Émile Durkheim ha cercato di mostrare, nella sua opera fondamentale del 1912 dedicata a Le forme elementari della vita religiosa, l'origine unicamente sociale della religione. Durkheim sostiene che la religione è "un sistema solidale di credenze e di pratiche relative a cose sacre, cioè separate e interdette, le quali uniscono in un'unica comunità morale, chiamata Chiesa, tutti quelli che vi aderiscono". Secondo questa interpretazione, la religione riflette e insieme rinforza la struttura della società alla quale i suoi membri appartengono. In qualsiasi società vi sono interessi e credenze diversi; la religione promuove l'integrazione o l'unità, ricollocando interessi e credenze in un insieme di significati condivisi dalla collettività. Questa funzione unificatrice è evidente in modo particolare nella pratica dei rituali, dove in modo visibile e pubblico gli interessi vitali della società vengono simbolicamente innalzati verso il regno del sacro.

La teoria della religione di Durkheim può essere vista come una sorta di circolo, che ha nella struttura sociale l'inizio e la fine. La società organizza le esperienze umane; le persone cercano una spiegazione di questa influenza in qualcosa di ulteriore rispetto alle loro reciproche relazioni e conseguentemente sviluppano religioni che riassumono la struttura della loro società. Per esprimere queste credenze religiose le persone elaborano dei rituali, i quali hanno l'effetto di consolidare il gruppo e le sue credenze controllando il comportamento dei membri e complessivamente rinforzando la struttura della società.

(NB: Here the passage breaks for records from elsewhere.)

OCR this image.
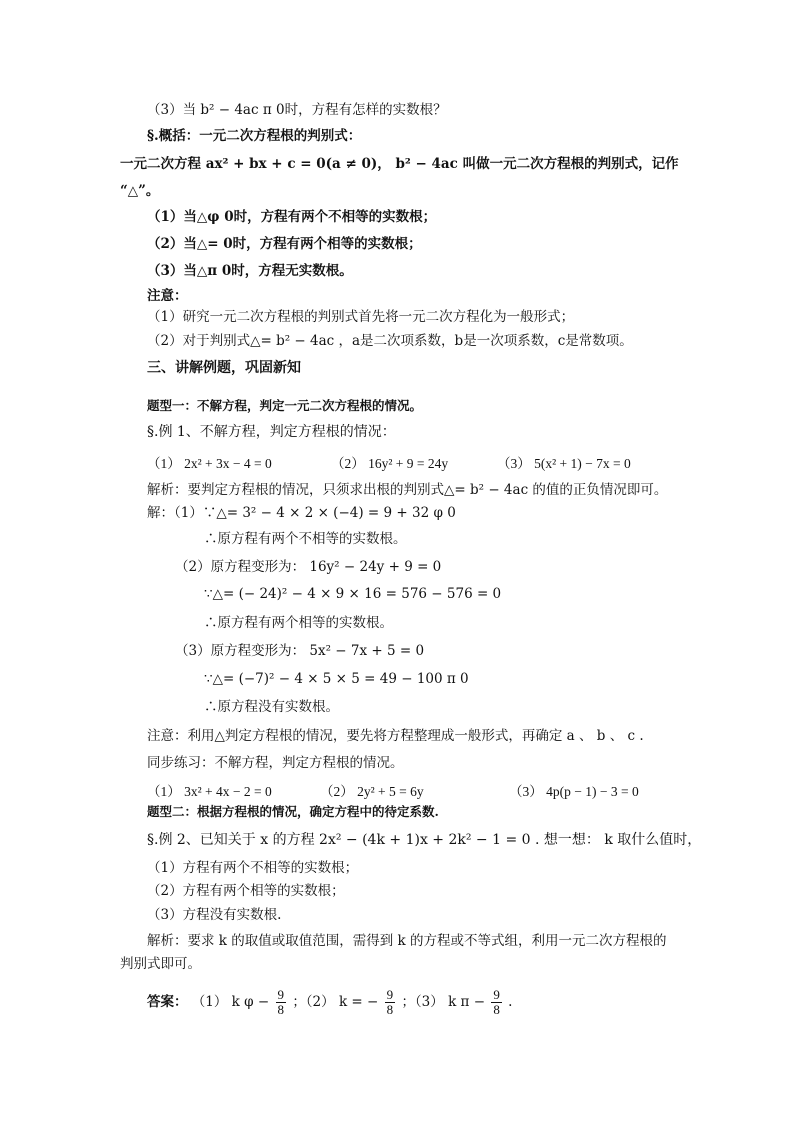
（3）当 b² − 4ac π 0时，方程有怎样的实数根？
§.概括：一元二次方程根的判别式：
一元二次方程 ax² + bx + c = 0(a ≠ 0)， b² − 4ac 叫做一元二次方程根的判别式，记作
“△”。
（1）当△φ 0时，方程有两个不相等的实数根；
（2）当△= 0时，方程有两个相等的实数根；
（3）当△π 0时，方程无实数根。
注意：
（1）研究一元二次方程根的判别式首先将一元二次方程化为一般形式；
（2）对于判别式△= b² − 4ac ，a是二次项系数，b是一次项系数，c是常数项。
三、讲解例题，巩固新知
题型一：不解方程，判定一元二次方程根的情况。
§.例 1、不解方程，判定方程根的情况：
（1） 2x² + 3x − 4 = 0	（2） 16y² + 9 = 24y	（3） 5(x² + 1) − 7x = 0
解析：要判定方程根的情况，只须求出根的判别式△= b² − 4ac 的值的正负情况即可。
解：（1）∵△= 3² − 4 × 2 × (−4) = 9 + 32 φ 0
∴原方程有两个不相等的实数根。
（2）原方程变形为： 16y² − 24y + 9 = 0
∵△= (− 24)² − 4 × 9 × 16 = 576 − 576 = 0
∴原方程有两个相等的实数根。
（3）原方程变形为： 5x² − 7x + 5 = 0
∵△= (−7)² − 4 × 5 × 5 = 49 − 100 π 0
∴原方程没有实数根。
注意：利用△判定方程根的情况，要先将方程整理成一般形式，再确定 a 、 b 、 c .
同步练习：不解方程，判定方程根的情况。
（1） 3x² + 4x − 2 = 0	（2） 2y² + 5 = 6y	（3） 4p(p − 1) − 3 = 0
题型二：根据方程根的情况，确定方程中的待定系数.
§.例 2、已知关于 x 的方程 2x² − (4k + 1)x + 2k² − 1 = 0 . 想一想： k 取什么值时，
（1）方程有两个不相等的实数根；
（2）方程有两个相等的实数根；
（3）方程没有实数根.
解析：要求 k 的取值或取值范围，需得到 k 的方程或不等式组，利用一元二次方程根的
判别式即可。
答案： （1） k $\varphi - \frac{9}{8}$ ；（2） k = − $\frac{9}{8}$ ；（3） k $\pi - \frac{9}{8}$ .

A partire dalle idee di Durkheim, e grazie a un intenso lavoro di ricerca svolto soprattutto a partire dagli anni '30 dalla corrente funzionalista, si sviluppa una concezione sempre più rigorosamente organicistica della religione (considerata non tanto per ciò che essa è, ma per come agisce sulla società), che viene pensata in generale come una risposta culturale ­ costituita da credenze, valori, norme, simboli, modalità associative e di socializzazione ecc. ­ al rischio della perdita di equilibrio psichico da parte dell'individuo e al rischio di disgregazione del gruppo e della società a esso connessa. Per T. Parsons, per esempio, la religione è un insieme di orientamenti cognitivi, cioè un sistema di credenze istituzionalizzate che ha il potere, per la sua pervasività rispetto al senso complessivo dell'esistenza, di orientare l'intero comportamento dell'individuo. La religione è vista, in quest'ottica, come un'istituzione universale che influenza in profondità la struttura dell'azione sociale, e quindi gli ambiti dell'economia e della politica.